Sim. Foi eu atualizar e pronto ela ficou assim, já tentei o resete algumas vezes mas nada acontece. O que mais posso fazer?

----------


## Suporte Intelbras

Olá brunolmoura,

Possui o produto a quanto tempo?

----------


## brunolmoura

> Olá brunolmoura,
> 
> Possui o produto a quanto tempo?



Acho que desde o lançamento.

----------


## skydragon

> Acho que desde o lançamento.


Estou com o mesmo problema só que no meu trata-se de AP300 e Luz é Verde.

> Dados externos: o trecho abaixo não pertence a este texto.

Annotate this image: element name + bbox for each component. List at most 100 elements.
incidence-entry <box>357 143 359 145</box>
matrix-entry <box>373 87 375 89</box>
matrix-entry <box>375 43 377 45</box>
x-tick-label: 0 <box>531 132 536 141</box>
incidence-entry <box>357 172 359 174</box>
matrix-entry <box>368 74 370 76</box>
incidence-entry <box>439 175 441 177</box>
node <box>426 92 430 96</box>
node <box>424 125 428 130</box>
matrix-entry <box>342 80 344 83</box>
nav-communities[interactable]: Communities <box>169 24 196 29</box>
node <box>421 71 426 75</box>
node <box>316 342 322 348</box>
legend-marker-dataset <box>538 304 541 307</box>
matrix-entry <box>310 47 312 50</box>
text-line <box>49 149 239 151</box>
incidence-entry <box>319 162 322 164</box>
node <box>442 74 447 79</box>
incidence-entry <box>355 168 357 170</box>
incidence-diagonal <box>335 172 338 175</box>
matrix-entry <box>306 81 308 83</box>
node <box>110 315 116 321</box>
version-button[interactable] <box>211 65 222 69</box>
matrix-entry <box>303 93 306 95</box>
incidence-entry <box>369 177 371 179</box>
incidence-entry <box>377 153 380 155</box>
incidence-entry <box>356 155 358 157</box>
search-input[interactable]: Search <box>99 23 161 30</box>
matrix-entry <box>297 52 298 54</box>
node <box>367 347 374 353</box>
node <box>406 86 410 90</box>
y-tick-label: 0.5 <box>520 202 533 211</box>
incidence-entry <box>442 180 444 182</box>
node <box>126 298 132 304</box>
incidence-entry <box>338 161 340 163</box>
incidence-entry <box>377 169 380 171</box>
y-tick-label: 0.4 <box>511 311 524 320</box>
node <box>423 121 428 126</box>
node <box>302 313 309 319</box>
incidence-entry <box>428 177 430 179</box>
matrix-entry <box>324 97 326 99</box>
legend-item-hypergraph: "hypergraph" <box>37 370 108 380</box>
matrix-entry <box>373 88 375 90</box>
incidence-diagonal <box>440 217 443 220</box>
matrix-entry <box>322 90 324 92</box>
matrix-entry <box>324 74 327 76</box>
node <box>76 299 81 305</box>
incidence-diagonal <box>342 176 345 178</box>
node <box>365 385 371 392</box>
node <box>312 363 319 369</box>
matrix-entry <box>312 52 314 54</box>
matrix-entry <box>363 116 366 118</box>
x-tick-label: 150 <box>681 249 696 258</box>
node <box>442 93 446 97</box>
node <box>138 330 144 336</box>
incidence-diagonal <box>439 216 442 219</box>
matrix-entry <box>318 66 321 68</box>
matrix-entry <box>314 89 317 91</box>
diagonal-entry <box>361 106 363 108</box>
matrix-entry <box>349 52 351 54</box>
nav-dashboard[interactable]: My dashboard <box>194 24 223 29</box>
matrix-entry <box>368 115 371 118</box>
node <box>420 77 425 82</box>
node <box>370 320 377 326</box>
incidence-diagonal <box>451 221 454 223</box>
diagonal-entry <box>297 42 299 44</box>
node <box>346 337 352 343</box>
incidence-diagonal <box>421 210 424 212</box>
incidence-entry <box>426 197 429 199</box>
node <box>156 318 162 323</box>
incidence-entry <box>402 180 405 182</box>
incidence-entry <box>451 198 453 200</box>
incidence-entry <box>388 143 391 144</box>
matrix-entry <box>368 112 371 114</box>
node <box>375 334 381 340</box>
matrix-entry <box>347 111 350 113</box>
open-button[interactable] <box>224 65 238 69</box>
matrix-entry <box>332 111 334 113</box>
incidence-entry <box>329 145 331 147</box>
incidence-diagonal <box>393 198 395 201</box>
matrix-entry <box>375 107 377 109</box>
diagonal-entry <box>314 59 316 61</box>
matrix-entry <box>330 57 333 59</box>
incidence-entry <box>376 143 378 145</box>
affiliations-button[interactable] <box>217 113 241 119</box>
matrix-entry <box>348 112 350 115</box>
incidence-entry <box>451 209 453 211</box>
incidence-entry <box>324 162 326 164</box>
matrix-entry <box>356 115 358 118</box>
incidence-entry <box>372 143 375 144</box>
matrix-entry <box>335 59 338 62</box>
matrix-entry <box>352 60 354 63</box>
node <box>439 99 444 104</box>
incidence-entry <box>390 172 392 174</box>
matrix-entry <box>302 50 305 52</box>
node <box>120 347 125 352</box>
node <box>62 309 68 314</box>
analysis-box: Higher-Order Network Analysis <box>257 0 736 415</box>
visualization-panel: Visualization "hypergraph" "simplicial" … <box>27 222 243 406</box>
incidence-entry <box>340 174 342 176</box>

O Diagnóstico é o mesmo citado acima.

O Que fazer para resolver?

----------


## Suporte Intelbras

> Estou com o mesmo problema só que no meu trata-se de AP300 e Luz é Verde.
> 
> O Diagnóstico é o mesmo citado acima.
> 
> O Que fazer para resolver?


Olá skydragon,

O LED verd fica aceso mesmo sem cabo de rede conectado?
Verifique também se o equipamento é encontrado pelo software Reset Tool.
http://backend.intelbras.com/sites/d....1451.jar_.zip

----------


## skydragon

> Olá skydragon,
> 
> O LED verd fica aceso mesmo sem cabo de rede conectado?
> Verifique também se o equipamento é encontrado pelo software Reset Tool.
> http://backend.intelbras.com/sites/d....1451.jar_.zip



Não ele Acende o LED Verde e com alguns segundos apaga, já tentei com esse Reset Tool e não encontra nada.

----------


## Suporte Intelbras

> Não ele Acende o LED Verde e com alguns segundos apaga, já tentei com esse Reset Tool e não encontra nada.


Olá skydragon,

Neste caso o equipamento possui um defeito físico, você deve encaminha-lo até uma de nossas assistências técnicas.

----------